“Fever Dream” by Rebecca M Ross

Rona piles rice from path to porch

like snowdrifts sprinkled with

crayon colored carrots, peas, corn–

until the guardrail disappears

under an ever-growing mountain

 of cooked rice.

I steal furtive glances

at my neighbor’s driveway

now covered with sticky grains 

multiplying exponentially, 

at first cooked, now a raw storm of bone dry bits.

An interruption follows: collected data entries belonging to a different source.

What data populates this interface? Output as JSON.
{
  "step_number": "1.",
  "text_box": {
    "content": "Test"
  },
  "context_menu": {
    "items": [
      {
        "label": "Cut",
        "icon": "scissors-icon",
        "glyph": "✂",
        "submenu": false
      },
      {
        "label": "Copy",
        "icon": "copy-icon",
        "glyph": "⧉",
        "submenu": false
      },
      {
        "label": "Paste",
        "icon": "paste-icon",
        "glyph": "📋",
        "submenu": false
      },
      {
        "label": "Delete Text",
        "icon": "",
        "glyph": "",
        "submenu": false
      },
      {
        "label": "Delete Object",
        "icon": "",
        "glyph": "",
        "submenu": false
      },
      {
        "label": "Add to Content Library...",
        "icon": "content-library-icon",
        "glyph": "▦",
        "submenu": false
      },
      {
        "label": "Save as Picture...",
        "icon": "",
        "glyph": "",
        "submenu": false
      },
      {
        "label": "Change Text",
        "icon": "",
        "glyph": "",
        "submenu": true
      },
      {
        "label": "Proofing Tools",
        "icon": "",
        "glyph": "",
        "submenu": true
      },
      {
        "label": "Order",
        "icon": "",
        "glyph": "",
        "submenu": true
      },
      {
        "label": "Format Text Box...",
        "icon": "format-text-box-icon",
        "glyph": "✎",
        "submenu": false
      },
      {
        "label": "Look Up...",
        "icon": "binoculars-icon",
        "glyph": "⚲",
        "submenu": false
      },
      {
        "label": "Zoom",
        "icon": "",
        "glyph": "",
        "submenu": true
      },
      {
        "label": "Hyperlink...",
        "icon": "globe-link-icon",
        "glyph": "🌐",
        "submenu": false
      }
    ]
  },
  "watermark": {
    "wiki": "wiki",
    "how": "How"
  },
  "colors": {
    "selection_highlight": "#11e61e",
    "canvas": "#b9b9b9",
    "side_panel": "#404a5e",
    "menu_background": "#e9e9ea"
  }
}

Rona keeps scooping, dumping 

until everything is buried in white, 

white on rice, rice on white, 

like her platinum hair,

her compulsive arrogance, 

her steely lack of compassion, 

her dead eyes, and smirking lips 

married to our suffering

God help us, we are drowning! 

someone yells, 

but I know there is no god to save us.

Rona mutes their screams with a glance, 

seals their fate with a scoop.:

A ringing phone,

A wrong number

A woman’s frantic screams,

I’m not a doctor, I say

I’m scared, she says 

Go to the hospital, keep trying,

Don’t give up, I say, distracted by

the shifting shush of grains slipping,

the incessant gathering, pouring.

Rona listens 

to what isn’t said,

hears what she wants while

I can no longer see my now-buried street, 

the pavement alive with rice flowing

under foot, under tires

sidewalks awash in sustenance wasted,

defiled.

There is too much to count: 

too many cups, too many pounds.

I think of John Steinbeck 

of fruit rotting on trees

of food wasted and people starving

of able-bodied people begging for work,

of grains of rice piling, piling

as Rona buries us all.


Rebecca M. Ross is a writer, educator, and avid hiker and backpacker currently living in New York’s Hudson Valley. Her writing has been published in Streetcake Magazine, Whimsical Poet, The Westchester Review, Soul-Lit, and Peeking Cat. She also has poetry forthcoming or published in Uppagus. Rebecca often longs for her ancestral homeland of Brooklyn where her weirdness blends in better. Her favorite bands are Phish and Ween.